Chunk had a broken tail, but got along just fine. He was also caught and spent all winter in this aquarium until I released him in the spring. I think he moved right back in, but I like to think that it taught him a lesson. In fact, I had a couple in the aquarium all winter, and during that time, I had no trouble with mice stealing food, and a year later I still don't- so I'm sure it taught them a lesson...well, unless I leave dark chocolates out- like the dark Hershey's kisses a few months ago- in which case they are all gone by the next morning! But can you really blame them??!
I know that I have quite a population living in my house, but they really don't bother me, and it's rather amusing to find their stores of bird food in random places in the house. The other night I was kept up all night by the strangest and kinda scarey noise. I didn't get up to check it out as I was tired, it was downstairs, and it was kind of spooky! The next monring I was making breakfast and heard it again, coming from an almost empty bag of squirrel food in the kitchen. This is what I found (below). He had been jumping against the side of the bag all night trying to get out. Bless his little heart! I took him out and he promptly ran across the kitchen and disappeared into some place that only the mice know about. He was pretty darned cute and very soft and silky. He has a laceration behind his ear, but it looked all healed up. It is not unusual for wildlife rehabbers to rehab mice and to end up with twice as many as when they started! All of these mice so far are Deer mice.

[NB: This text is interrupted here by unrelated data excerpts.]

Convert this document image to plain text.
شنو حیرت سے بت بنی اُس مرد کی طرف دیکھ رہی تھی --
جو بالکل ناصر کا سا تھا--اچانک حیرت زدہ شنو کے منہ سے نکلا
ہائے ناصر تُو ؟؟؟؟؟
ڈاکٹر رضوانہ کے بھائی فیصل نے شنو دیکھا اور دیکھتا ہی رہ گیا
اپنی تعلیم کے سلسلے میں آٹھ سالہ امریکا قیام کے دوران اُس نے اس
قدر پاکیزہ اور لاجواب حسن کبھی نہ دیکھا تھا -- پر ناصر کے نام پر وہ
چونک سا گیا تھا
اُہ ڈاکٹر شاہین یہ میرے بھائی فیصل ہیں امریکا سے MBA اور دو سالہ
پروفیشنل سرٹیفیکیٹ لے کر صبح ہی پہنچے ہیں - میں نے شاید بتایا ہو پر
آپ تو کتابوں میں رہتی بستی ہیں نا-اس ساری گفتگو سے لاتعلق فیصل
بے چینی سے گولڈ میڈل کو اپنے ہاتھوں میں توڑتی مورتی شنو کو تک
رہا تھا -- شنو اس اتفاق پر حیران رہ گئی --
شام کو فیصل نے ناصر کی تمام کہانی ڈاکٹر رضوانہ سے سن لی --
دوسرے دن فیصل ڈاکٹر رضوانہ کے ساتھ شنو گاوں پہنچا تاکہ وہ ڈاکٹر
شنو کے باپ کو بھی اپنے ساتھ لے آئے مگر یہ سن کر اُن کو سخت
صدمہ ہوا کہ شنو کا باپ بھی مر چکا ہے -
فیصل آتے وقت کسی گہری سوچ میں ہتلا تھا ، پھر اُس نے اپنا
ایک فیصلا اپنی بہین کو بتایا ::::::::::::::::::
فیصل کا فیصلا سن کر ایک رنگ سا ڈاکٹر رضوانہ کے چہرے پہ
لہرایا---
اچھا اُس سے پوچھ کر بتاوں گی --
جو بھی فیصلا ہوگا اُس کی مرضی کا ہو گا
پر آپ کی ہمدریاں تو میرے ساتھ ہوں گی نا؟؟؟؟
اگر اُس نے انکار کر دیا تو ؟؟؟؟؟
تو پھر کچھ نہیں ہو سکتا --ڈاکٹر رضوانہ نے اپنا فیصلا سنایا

Now for a strange mouse tail... several weeks ago, when I arrived back from NYC, I sadly found a little baby mouse who had gotten in my bathtub and couldn't get out. He ended up dying there. He was very small. I don't think that he was a deer mouse- he was very gray and had no brown to his coat at all. I was about to go bury him outdoors, but I thought I would try an experiment. Many animals will remove their dead. Some canabilize them, others just remove them and put them somewhere else. I thought that especially because this mouse was so little, he might have a mother out there, or something like that. So I placed him in an area where I know mice come and go, right near a mouse hole.

Well, the next day he was gone! He had been taken away. I assumed that he had been taken and eaten. But the really strange thing was that there were so many little mice footprints all around hte back of my house, which I had never seen before. So, my parsimonious theory is, of course, that there was a mouse burial. See, this kind of cleaver thinking got me into 2 top grad schools! But you know, maybe there really was! Has anyone really robustly studied wild US mice in the wild??